Mai 29

Les « avancées » de la Haute Autorité pour la Transparence de la Vie Publique

Alors que se profile une nouvelle loi de moralisation publique, il n’est pas inutile de revenir sur l’activité  de la Haute Autorité pour la Transparence de la Vie Publique (HATVP),  créée après le scandale Cahuzac. On la saisit au travers son rapport d’activité annuel : celui permet aussi de préciser les marges de progression !

En 2016, plus de 6 000 déclarations d’intérêts et de situation patrimoniale lui ont été adressées par les responsables publics qui entrent dans le champ des lois du 11 octobre 2013, dont le nombre s’élève désormais à plus de 15 000. Les quelques  40 agents de l’institution ne manquent donc pas de travail

Pour la première fois, la Haute Autorité a rendues publiques les déclarations d’intérêts des conseillers départementaux élus en 2015 et des adjoints aux maires des communes de plus de 100 000 habitants.

Moins de 3,5 % du millier de déclarations de patrimoine contrôlées ont fait l’objet d’une appréciation ou d’une transmission au parquet.

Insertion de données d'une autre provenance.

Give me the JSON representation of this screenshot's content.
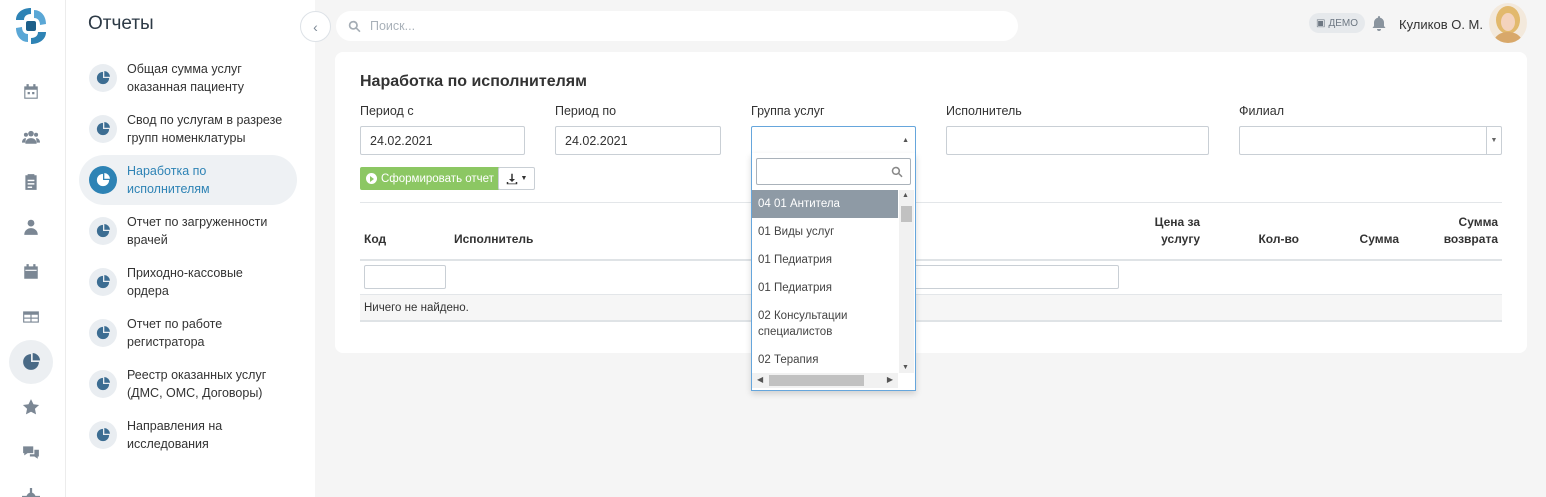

Les manquements les plus graves – omission d’avoirs ou de biens détenus à l’étranger, omissions ou sous-évaluations substantielles de patrimoine – susceptibles de constituer des infractions pénales concernent seulement 1% des déclarants contrôlés. La Haute Autorité a saisi le Parquet à douze reprises :  Les faits concernés sont des « omissions d’avoir détenus à l’étranger, sous-évaluations substantielles du patrimoine, non-déclarations de revenus », …

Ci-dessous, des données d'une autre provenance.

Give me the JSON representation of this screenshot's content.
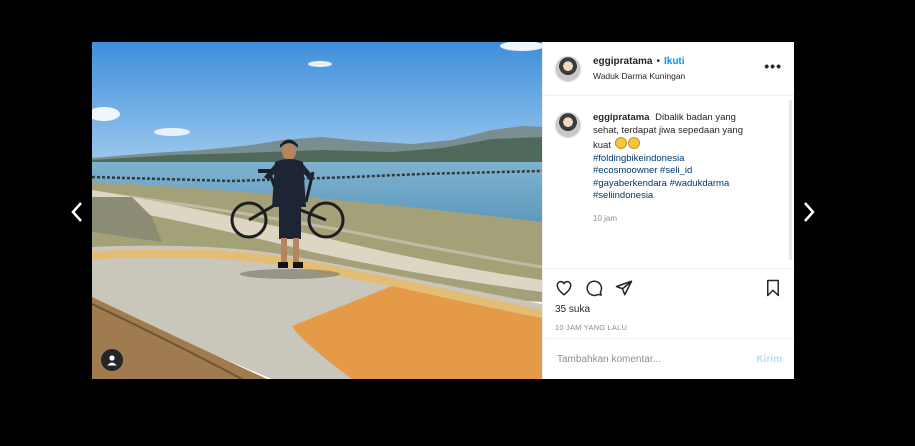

la Haute Autorité a  conforté le rôle qu’elle joue dans la prévention des risques déontologiques et la diffusion d’une culture de l’intégrité. Les sollicitations croissantes d’institutions publiques souhaitant mettre en place des dispositifs déontologiques internes témoignent de la montée en puissance de son activité de conseil et de la reconnaissance dont elle bénéficie désormais.

Il faut noter que les décrets d’application de la loi sur la déontologie des fonctionnaires du 20 avril 2016 ne sont pas encore parus alors que  ce texte augmente encore le nombre de fonctions qui doivent être passées au crible de la HATVP.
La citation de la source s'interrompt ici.